Белый жук в чёрной сметане - Даниэль Агрон
Шрифт:
Интервал:
Закладка:
Одна была Надина любимая. Надя — это дочка. Была… Она все время нам говорила: «моё дерево», «моя берёзка». Маленькая говорила вот так (изображает) «моя берёфка»… Как-то раз говорит: «Мама, а берёзка мне сказку рассказала». Я хотела, конечно, сказать: Надя, ну ты что? Большая уже девочка…» А потом подумала: господи, ну что я… пусть ребёнок хоть так развлечётся. На дворе уже девяностые были. И нам, взрослым, не до сказок было. А потом Надька начала взрослеть. Умная была — ну, совсем не по годам. Только на ерунду какую-то поступила. На психолога. Я ей говорю: «Надя, опомнись! Что за профессия такая?! Пошла бы на стоматологию — зубы-то у людей всегда болеть будут!». А она мне так спокойно: «Мама, знаешь, я поняла, что у людей больше всего души болят. И, к сожалению, всегда болеть будут. И я буду людям помогать». Нормально? Девчонка в семнадцать лет — и так мыслит… А я говорю: «Надька, мы уже с папой немолодые. Сколько тем психологам платят, а? И что, когда мы состаримся, кто тебе будет помогать?». А она так светло улыбнулась и говорит: «Берёзка моя мне поможет».
А потом всё вышло, как вышло. И берёзка Надина не помогла
Ну, вот… Мне скоро в магазин выходить. К мужу… к теперешнему. Ну, пока не расписались. Но, знаете — он очень хороший и порядочный человек. И Кирку, младшую, принимает. Заботливый… Ну, во всяком случае, как у них, у израильтян, тут принято. Не пьёт. Всё кофе, да кофе. Ну, в общем — живём…
Плачет
Господи, что же я наделала! Зачем, зачем, я его так? Мы же так друг друга любили! Он мне, какой бы занятый ни был, раз по пять с работы звонил. Каждый день! Домой каждый день что-то притаскивал — и аж светился от радости! Девочки как его любили — я аж ревновала, представляете? Говорю: «Что же вы, засранки такие: я вас рожала, растила — а у вас папа прямо свет в окошке». Ну, а как иначе? (улыбается) Он же их так баловал, что, хоть и провинция — а девчонки себя чувствовали, как принцессы! Кира и сейчас, чуть что — к нему. Я, конечно, злилась. А потом поняла: когда говорят «бабы дуры» — это про меня.
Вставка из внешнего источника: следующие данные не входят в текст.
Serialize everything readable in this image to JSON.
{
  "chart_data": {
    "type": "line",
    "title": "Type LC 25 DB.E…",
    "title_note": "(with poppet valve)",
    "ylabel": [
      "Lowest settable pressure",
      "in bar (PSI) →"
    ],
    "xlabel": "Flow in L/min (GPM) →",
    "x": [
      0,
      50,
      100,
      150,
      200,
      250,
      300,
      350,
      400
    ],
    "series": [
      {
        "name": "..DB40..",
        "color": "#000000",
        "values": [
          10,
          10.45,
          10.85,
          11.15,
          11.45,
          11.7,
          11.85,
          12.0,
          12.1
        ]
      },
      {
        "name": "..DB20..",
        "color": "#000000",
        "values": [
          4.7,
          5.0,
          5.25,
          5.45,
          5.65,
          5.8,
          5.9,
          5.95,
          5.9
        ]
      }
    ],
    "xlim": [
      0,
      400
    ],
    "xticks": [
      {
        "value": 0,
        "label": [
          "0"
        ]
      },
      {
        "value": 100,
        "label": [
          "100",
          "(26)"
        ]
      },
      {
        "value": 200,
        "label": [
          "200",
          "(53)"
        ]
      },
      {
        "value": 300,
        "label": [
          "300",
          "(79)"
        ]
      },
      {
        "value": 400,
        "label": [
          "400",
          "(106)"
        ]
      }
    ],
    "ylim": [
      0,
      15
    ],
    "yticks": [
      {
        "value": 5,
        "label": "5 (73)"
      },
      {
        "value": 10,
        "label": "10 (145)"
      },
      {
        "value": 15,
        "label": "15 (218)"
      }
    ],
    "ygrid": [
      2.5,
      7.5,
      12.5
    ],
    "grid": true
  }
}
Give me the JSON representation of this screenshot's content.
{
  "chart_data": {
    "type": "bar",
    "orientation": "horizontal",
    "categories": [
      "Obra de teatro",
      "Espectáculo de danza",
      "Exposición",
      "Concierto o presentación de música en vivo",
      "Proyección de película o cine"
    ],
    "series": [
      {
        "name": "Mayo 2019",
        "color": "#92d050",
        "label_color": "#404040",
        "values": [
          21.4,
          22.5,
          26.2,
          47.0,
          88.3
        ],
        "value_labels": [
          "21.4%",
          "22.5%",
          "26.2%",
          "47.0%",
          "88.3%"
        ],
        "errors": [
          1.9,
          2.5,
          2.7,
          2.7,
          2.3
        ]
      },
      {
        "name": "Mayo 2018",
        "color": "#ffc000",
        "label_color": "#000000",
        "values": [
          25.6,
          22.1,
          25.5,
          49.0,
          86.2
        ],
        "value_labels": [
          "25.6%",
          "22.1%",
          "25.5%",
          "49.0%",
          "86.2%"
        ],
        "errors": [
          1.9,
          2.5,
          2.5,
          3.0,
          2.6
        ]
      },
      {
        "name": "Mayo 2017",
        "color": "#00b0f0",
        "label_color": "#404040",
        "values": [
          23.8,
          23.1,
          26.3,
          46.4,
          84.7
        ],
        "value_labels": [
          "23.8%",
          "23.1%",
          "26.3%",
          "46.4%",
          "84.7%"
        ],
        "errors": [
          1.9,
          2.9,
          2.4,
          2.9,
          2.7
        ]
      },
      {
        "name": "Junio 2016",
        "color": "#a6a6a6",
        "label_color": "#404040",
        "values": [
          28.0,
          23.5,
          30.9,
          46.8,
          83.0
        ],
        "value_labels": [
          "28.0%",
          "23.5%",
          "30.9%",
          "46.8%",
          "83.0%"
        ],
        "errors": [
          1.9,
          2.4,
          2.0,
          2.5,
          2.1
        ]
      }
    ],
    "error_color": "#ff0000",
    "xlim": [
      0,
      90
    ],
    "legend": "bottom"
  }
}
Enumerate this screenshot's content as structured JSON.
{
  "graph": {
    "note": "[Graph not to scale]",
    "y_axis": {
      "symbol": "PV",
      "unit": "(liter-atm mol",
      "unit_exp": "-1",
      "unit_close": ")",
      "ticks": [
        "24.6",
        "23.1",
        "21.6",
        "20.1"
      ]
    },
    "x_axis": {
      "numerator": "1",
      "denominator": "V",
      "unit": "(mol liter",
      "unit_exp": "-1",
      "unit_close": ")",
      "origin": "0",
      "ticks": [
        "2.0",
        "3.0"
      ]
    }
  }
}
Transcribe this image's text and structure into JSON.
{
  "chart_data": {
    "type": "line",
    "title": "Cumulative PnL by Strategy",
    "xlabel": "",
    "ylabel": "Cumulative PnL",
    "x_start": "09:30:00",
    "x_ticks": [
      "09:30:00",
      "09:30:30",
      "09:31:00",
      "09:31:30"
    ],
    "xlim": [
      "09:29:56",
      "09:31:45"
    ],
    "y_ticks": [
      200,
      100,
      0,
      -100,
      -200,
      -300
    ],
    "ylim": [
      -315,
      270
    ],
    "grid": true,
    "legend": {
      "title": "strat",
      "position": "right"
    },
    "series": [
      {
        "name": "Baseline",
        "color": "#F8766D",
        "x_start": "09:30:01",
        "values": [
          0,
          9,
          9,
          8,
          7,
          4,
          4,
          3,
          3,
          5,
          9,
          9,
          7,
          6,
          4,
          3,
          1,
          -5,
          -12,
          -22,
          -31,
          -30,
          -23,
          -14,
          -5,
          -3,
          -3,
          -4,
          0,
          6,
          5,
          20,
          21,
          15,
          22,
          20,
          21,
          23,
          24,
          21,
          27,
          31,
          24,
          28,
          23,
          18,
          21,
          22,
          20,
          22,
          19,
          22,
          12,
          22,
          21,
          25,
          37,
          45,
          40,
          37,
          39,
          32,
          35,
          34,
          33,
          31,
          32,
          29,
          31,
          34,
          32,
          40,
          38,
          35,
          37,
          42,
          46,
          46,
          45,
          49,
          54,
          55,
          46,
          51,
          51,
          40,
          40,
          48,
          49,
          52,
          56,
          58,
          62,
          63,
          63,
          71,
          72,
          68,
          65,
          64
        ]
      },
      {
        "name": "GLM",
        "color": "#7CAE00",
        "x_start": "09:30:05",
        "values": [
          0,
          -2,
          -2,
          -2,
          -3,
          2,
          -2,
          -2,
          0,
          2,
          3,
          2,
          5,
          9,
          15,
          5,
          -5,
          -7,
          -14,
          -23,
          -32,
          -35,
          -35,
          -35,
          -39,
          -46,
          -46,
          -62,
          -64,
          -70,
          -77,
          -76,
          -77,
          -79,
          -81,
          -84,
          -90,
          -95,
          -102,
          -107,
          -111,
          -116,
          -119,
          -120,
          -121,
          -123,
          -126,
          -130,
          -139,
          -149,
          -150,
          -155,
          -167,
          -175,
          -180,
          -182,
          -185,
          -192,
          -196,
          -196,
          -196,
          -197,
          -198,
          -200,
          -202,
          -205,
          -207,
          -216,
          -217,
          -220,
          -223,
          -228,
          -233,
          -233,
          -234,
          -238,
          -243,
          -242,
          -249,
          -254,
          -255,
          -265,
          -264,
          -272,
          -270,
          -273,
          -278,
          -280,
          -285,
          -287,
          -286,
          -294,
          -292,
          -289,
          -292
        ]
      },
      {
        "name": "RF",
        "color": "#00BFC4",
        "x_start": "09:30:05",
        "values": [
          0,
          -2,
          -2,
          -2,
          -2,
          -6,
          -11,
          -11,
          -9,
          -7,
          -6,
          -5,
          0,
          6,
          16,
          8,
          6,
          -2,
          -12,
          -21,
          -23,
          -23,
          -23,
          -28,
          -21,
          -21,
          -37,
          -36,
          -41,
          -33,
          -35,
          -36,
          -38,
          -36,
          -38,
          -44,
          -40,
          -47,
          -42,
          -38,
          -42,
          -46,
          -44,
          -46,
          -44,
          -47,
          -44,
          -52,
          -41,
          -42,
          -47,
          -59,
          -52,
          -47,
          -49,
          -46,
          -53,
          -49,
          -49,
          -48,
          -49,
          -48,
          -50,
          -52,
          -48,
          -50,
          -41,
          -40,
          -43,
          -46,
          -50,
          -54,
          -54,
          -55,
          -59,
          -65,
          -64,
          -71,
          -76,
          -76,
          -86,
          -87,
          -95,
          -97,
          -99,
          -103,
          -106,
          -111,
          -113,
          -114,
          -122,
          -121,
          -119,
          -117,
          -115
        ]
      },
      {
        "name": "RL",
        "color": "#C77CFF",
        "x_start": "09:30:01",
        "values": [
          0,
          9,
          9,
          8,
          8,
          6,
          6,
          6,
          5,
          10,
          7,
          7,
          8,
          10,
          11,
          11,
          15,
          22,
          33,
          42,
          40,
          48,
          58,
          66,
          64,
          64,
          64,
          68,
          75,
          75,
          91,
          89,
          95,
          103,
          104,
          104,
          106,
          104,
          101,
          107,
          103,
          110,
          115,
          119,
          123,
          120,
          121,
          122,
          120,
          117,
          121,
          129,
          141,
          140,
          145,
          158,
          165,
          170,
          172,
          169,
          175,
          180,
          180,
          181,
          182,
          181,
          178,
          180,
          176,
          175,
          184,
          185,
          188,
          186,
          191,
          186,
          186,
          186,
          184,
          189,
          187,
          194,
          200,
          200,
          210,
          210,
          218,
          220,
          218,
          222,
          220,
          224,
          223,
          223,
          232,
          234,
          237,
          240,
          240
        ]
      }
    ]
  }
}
Не смогла я, когда Нади не стало. А надо было смочь. Ему-то не легче моего было. И сейчас не легче.
Пауза
Пора идти.
Вы не думайте, я с ума не сошла. Могла, конечно. Но вот, с головой дружу, вроде. Берёзка — это когда я дома. Из окна видна. А выйду — там всё нормально. Там пальмы. Я понимаю, где я живу. Вы не думайте.
Всё в порядке.
СЦЕНА 12
ОН: — Я пару дней назад нашел записку.
ОНА (улыбаясь): — От инопланетян?
ОН: — От сменщика. Бывшего. Странноватый немного, хотя хороший…. А позавчера я нашел его записку; он ее оставил почему-то здесь. Наверное, некому было оставить, вот он ее и оставил нам.
ОНА: — Что он пишет?
ОН: — «Я перестал понимать зачем это все делать. Вставать, ехать куда-то, о чём-то с кем-то разговаривать. Есть, пить я больше не могу. И прошу простите меня, пожалуйста…»
ОНА: — Наверное, он думал, что произошло то-то непоправимое.
ОН: — Наверное.
ОНА: — Как жаль.…
ОН: — Почему ты так решила?
ОНА: — Потому что нет ничего непоправимого. Почти…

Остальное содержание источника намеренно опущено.